ALEXANDRIA, Va. (CN) – Attorneys for former Trump campaign chairman Paul Manafort on Monday renewed their call that evidence found in Manafort’s home and storage unit be suppressed and that a federal judge reconsider the legal theory used by special counsel Robert Mueller to expose the findings.
Manafort’s attorney, Kevin Downing, has argued that the search warrants issued on his client’s Virginia home and storage unit were improperly made because evidence collected there was done in bad faith.
Downing contends Manafort’s Fourth Amendment rights were violated when authorities relied on a salaried Manafort employee – instead of Manafort himself - to gain access to the storage unit.
At his Alexandria, Virginia home, Downing says Manafort’s rights were violated because of the warrant’s issued to search his Alexandria, Virginia home were overly broad.The attorney specifically objects to a provision in the warrant requiring the removal of all media storage devices found in the home like cell phones, computers and iPads.
But on Monday, Downing filed a new challenge to special counsel’s May 14 motion in which Andrew Weissman, special assistant to special counsel, argued law enforcement was within its rights to search the unit and residence thanks to third party consent established in United States v. Matlock.
In Matlock, Weismann cited the ruling’s take on consent, stating it “need not come from the target of a search” and further, that common authority doesn’t necessarily require “mutual use.”
In order to follow this theory, it would mean U.S. District Judge T.S. Ellis III – the judge overseeing Manafort’s trial in Virginia -- must follow Ninth Circuit precedent “that no other appellate court has adopted,” Downing argues.
It boils down to how common authority and mutual use diverge, he explained. Common authority is the principle which permits a person to give authorities consent to search another individual’s property.
But according to Downing, common authority requires “evidence of mutual use by one generally having joint access or control for most purposes.” While Weissman relied on Matlock to legitimize the search warrants, Downing argues that theory ignores precedent established in United States v. Buckner and United States v. Whitfield.
In Whitfield, it was determined that even if a third party’s ability, or legal right, to access a property established joint access or control, it does not establish mutual use.
Notwithstanding “the Supreme Court’s and the Fourth Circuit’s plain language, the Special Counsel argues that mutual use is satisfied by a showing that an ‘employee is authorized to enter a location to perform his [job] duties and in fact performs those duties there,” Downing writes.

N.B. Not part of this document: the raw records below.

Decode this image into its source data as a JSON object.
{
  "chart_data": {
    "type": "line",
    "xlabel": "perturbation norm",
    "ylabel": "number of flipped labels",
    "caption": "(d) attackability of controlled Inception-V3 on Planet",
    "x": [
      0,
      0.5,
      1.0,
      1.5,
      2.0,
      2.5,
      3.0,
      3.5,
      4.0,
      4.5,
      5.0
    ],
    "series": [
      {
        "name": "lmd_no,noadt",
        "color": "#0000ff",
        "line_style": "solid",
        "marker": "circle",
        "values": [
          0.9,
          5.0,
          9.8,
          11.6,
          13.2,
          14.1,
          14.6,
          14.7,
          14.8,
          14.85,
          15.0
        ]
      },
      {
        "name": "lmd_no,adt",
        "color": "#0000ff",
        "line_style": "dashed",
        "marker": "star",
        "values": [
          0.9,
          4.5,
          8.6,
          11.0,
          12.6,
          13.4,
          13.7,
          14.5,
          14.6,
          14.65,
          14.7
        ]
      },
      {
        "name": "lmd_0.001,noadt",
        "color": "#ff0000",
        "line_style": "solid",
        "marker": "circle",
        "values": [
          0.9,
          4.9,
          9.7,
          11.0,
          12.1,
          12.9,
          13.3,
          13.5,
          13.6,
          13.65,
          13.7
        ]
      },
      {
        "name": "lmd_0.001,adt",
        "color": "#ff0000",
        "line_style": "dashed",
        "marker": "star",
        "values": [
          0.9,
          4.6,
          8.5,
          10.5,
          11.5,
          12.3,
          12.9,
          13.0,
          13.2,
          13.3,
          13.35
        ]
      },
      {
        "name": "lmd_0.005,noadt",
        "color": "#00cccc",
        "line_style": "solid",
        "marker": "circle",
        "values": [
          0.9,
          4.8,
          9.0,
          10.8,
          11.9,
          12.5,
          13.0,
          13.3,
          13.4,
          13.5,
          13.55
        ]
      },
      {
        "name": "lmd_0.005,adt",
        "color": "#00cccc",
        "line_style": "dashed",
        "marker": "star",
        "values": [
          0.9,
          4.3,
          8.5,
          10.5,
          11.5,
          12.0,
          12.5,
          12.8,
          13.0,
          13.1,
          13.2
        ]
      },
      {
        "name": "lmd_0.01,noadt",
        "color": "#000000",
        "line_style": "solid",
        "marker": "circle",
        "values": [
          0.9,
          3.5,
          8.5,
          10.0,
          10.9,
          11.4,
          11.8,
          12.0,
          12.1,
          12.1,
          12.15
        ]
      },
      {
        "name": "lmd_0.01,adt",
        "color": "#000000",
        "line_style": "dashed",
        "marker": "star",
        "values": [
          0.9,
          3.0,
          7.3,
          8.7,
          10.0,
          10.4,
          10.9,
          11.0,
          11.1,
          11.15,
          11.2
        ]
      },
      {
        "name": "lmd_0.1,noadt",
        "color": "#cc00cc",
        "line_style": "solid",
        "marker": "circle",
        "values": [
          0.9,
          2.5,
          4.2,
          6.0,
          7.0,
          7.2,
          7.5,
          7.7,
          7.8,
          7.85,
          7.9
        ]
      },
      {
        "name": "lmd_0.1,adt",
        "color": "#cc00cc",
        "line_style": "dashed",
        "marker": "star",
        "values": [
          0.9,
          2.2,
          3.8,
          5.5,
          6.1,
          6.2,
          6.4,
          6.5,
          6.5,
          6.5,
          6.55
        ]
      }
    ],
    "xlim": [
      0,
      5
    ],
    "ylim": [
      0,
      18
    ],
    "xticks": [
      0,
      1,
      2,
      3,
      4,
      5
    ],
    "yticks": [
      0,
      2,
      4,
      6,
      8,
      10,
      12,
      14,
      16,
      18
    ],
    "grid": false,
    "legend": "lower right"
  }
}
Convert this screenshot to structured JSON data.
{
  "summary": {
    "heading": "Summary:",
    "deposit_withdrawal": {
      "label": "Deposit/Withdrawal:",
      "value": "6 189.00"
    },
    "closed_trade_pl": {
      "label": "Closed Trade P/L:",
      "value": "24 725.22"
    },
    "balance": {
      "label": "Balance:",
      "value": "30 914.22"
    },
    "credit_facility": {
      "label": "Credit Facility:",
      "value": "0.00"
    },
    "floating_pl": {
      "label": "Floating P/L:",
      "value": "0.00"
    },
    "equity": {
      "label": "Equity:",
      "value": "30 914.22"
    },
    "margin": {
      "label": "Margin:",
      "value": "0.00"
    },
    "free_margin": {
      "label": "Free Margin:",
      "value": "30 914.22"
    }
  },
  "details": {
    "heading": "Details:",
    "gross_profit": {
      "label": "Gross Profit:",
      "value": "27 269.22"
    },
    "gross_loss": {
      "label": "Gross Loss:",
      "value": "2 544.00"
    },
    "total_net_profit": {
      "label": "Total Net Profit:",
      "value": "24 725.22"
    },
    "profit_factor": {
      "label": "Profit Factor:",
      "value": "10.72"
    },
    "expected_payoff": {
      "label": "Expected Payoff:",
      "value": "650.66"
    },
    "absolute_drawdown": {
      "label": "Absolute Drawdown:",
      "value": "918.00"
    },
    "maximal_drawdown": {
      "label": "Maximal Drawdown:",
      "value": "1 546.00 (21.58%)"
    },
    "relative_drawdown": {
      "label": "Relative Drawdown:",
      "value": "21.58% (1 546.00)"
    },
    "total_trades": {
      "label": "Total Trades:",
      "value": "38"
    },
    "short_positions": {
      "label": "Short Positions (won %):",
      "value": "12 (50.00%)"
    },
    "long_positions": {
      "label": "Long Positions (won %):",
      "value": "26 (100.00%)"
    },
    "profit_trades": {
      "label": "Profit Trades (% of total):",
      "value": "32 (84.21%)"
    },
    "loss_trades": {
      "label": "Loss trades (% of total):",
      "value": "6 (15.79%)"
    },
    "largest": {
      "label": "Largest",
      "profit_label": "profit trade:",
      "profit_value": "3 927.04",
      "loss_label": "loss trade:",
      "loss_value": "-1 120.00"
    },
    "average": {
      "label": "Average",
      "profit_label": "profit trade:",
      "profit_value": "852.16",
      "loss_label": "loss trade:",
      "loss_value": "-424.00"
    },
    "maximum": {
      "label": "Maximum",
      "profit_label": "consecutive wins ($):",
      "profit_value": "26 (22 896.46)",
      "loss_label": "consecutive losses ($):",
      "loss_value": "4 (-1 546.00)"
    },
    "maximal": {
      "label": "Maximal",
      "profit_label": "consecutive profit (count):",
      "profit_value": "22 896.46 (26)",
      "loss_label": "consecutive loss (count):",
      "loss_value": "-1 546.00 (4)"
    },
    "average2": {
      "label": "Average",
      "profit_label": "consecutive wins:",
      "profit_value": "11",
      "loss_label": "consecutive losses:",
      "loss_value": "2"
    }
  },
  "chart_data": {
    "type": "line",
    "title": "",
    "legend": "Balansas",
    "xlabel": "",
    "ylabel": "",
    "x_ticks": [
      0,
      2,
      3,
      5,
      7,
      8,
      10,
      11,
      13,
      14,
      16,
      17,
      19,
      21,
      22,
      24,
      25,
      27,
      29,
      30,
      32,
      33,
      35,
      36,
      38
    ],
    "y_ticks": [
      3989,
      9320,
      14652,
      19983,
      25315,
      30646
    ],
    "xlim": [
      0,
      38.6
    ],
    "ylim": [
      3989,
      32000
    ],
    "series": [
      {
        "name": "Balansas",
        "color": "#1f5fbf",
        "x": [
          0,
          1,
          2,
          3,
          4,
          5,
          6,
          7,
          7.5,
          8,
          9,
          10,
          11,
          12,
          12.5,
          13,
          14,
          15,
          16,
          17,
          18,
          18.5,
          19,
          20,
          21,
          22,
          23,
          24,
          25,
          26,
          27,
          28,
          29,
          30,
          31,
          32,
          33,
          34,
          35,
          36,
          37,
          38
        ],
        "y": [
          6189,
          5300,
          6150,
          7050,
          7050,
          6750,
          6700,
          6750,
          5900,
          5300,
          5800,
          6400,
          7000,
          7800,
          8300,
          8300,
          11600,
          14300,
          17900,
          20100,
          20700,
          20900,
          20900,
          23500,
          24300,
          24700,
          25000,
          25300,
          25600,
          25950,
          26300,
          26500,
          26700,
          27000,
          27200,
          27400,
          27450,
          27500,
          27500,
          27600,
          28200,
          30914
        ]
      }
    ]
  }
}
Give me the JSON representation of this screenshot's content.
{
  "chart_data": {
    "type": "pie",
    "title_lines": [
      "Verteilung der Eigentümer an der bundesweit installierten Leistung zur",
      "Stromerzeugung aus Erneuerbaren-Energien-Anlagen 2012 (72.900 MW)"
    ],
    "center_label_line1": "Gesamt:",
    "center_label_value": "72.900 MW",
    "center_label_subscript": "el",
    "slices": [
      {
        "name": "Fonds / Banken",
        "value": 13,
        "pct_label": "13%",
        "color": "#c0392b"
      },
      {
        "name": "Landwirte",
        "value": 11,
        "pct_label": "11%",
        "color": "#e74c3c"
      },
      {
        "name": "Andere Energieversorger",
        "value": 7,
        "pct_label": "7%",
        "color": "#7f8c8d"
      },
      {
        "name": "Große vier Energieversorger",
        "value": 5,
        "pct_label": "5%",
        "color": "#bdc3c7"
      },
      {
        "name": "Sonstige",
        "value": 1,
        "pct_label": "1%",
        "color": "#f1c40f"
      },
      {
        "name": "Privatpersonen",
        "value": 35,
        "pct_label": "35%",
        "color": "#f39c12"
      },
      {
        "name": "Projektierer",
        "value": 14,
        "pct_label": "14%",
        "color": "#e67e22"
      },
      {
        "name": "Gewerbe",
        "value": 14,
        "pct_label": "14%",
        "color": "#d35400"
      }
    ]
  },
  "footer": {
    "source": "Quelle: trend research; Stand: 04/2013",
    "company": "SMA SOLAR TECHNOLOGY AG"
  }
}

“An employee’s authority to enter a location to do his job does not constitute mutual use, and none of the Special Counsel’s cited cases hold otherwise,” the filing states.
Though Mueller’s team argues the Manafort employee who let authorities into the unit “had the right and capability to gain access to [it] at anytime without Manafort’s knowledge or permission,” this position is “legally incorrect,” Downing said.
It conflates the right to enter the storage unit with “the informant’s physical capability to do so,” he adds.